It is important that the clinician formulate a treatment protocol based on a correlation of clinical course, laboratory and
gross findings, and histologic findings rather than relying on histologic changes alone. Although treatment principles for
cats and dogs with IBD are similar, drug selection and dosage regimens vary between these two species in some situations.
Specific treatment recommendations for dogs with inflammatory bowel disease (IBD) are as follows. Corticosteroids are the
initial treatment of choice for lymphocytic-plasmacytic and eosinophilic enteritis in most cases. Mild to moderate cases (as
determined by clinical signs, normal protein levels, and degree of inflammatory cell infiltrate on biopsy) often respond to
prednisone at a dose of 0.25 to 0.75 mg/lb divided twice daily for two to four weeks followed by a gradual decrease in 50%
increments at two-week intervals. Alternate day or every third day treatment can often be reached by two to three months.
Occasionally treatment can be discontinued altogether by three to six months.
Moderate to severe cases and any case in which the total protein is less than 5.5 g/dl should be treated more aggressively
using an initial prednisone dose of 1 mg/lb per day for two to four weeks before an attempt is made to decrease the dose.
Dogs in this category often require long-term therapy (months to years) on an every other day or every third day basis to
maintain remission. Use of combination drug therapy (prednisone and metronidazole) in these cases at the outset is recommended
in order to improve chances of controlling clinical signs more quickly and to prevent progression of the disease.
If significantly bothersome side effects are caused by prednisone (e.g., severe polyuria/polydipsia, panting, lethargy, etc.),
oral dexamethasone can be used instead. In some dogs dexamethasone is much better tolerated and side effects are minimal or
nonexistent. If prednisone side effects are judged to be severe it is generally discontinued for 12 to 36 hours in order to
allow for adequate metabolism and clearance. Prednisone may then be reintroduced at 25 to 50 percent of the previous dose
or alternatively dexamethasone can be instituted at a conservative level (0.005 to 0.01 mg/lb/day orally).
Budesonide is a new and recently approved corticosteroid for use in humans. Budesonide is a glucocorticoid that also represents
a new alternative for management of IBD in dogs and cats, especially in severe cases that have proven to be refractory to
prednisolone, metronidazole, azathioprine, and dietary management; or that are intolerant of the corticosteroids discussed
above. It is one of a group of novel corticosteroids that have been in development for use in humans in an attempt to make
available alternative preparations that will help limit toxicity associated with corticosteroid use. Others include fluticasone
propionate, tixocortol pivalate, and beclomethasone dipropionate.

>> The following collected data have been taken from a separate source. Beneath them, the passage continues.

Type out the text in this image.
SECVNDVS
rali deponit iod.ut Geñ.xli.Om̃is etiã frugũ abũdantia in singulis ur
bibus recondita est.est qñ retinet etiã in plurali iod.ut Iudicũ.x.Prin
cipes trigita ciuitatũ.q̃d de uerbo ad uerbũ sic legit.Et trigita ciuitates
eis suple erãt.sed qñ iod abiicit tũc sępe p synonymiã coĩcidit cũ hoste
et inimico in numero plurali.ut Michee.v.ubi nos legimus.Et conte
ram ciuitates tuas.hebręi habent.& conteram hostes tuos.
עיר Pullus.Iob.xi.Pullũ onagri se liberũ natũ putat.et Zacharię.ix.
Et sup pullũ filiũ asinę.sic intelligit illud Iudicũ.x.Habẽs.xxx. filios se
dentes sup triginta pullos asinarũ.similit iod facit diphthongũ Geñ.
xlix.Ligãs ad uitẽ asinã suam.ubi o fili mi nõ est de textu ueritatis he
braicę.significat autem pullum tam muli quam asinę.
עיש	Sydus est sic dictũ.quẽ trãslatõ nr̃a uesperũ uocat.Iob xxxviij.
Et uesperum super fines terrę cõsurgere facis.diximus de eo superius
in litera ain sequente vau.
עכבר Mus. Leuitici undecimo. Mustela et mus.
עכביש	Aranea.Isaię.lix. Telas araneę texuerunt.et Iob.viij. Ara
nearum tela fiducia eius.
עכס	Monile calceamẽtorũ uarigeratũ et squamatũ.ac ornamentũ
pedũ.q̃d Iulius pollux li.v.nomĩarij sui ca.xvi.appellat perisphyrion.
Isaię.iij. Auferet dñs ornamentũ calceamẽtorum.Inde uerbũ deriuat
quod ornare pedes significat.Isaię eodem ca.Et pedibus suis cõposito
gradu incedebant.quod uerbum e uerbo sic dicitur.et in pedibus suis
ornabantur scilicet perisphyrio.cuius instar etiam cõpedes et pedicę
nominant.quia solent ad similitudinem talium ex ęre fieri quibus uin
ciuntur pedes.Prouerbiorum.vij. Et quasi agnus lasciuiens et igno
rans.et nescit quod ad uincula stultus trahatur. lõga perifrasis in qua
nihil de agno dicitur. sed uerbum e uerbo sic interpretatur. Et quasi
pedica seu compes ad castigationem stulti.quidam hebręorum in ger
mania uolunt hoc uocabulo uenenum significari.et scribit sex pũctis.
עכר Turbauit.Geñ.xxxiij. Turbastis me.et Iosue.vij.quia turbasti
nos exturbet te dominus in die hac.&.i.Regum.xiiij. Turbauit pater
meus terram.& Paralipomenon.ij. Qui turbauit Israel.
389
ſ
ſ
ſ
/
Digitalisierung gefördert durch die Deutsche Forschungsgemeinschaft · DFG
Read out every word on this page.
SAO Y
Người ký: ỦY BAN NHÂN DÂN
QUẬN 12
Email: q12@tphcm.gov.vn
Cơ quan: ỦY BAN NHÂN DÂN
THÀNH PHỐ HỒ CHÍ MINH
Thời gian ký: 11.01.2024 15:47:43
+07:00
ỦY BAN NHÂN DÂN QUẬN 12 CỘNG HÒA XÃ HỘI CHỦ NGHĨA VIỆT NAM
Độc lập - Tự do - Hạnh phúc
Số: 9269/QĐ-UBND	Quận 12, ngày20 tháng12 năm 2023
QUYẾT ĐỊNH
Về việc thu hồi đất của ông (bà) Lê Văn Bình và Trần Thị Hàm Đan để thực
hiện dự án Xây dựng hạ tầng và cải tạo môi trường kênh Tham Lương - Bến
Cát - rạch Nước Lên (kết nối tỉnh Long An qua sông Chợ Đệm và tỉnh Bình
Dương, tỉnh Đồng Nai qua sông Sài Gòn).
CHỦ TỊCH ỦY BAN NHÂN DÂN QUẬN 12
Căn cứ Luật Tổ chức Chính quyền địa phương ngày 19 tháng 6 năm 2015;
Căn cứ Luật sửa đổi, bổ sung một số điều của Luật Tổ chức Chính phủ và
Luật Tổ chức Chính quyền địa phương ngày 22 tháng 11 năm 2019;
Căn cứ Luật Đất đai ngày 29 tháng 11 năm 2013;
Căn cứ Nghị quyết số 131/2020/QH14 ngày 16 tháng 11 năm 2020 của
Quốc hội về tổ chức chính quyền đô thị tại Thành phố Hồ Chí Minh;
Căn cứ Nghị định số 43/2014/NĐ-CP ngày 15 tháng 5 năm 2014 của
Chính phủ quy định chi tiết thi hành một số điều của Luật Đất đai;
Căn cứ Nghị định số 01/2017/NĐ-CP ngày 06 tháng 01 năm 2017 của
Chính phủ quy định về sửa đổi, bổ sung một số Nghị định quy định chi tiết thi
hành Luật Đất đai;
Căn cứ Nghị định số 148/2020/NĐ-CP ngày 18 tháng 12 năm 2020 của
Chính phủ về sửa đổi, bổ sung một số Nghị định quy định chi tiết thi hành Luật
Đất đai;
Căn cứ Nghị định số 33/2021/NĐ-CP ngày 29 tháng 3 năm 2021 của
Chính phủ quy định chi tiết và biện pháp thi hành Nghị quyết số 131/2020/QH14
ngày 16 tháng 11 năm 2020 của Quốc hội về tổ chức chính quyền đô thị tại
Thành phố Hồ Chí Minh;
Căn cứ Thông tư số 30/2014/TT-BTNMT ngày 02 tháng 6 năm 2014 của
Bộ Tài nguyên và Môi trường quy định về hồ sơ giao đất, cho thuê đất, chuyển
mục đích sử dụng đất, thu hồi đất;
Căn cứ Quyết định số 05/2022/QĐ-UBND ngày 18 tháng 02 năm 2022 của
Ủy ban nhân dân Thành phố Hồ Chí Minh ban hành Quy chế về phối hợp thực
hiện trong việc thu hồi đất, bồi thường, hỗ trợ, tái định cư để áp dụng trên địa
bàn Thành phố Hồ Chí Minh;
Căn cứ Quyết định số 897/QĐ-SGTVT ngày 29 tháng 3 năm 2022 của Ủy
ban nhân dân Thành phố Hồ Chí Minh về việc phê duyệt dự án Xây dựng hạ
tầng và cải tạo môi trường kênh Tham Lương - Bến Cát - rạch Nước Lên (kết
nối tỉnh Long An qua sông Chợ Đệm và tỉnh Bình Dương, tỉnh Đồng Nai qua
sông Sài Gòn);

Budesonide undergoes high first pass metabolism in the liver and 90% is converted into metabolites with low corticosteroid
activity. It has minimal systemic availability. The potential for typical corticosteroid side effects is significantly reduced
as a result of decreased bioavailability and the resulting limited systemic exposure, which makes this a particularly attractive
drug for use in humans and animals that are poorly tolerant of other corticosteroids. Budesonide also has a high receptor-binding
affinity in the mucosa. It has been referred to as a "locally acting" corticosteroid.
Therapeutic results with budesonide have been promising in humans with Crohn's disease, collagenous colitis and lymphocytic
colitis, ulcerative colitis, either when administered as a retention enema or in oral form, and primary biliary cirrhosis.
Budesonide has been used by some veterinary clinicians in recent years to treat IBD in dogs and cats. Dose recommendations
vary. In humans, a range of 6 mg to 9 mg per day has been used during initial therapy. The following general recommendations
have been made for dogs and cats. In general, budesonide is administered to cats and small dogs at 1 mg administered once
per day. It has been used at higher doses (3 mg per small dog or cat per day), but the lower dose is frequently effective.
Large dogs receive 3 mg twice daily initially, and the dose is later tapered to 3 mg once daily, and then to alternate day
administration for longer term use.
When a patient is either poorly responsive to corticosteroids when used as outlined above, or if there is poor tolerance,
the next best options are to try either budesonide or cyclosporine. Cyclosporine is described further below. Budesonide can
be used in combination with other drugs. Potential adverse effects include PU/PD, when budesonide is used at the high end
of the dose range, and GI ulceration. These reactions have been observed in some human patients. These problems would be more
likely to occur in dogs than in cats. It appears to be very safe when used at the levels listed above.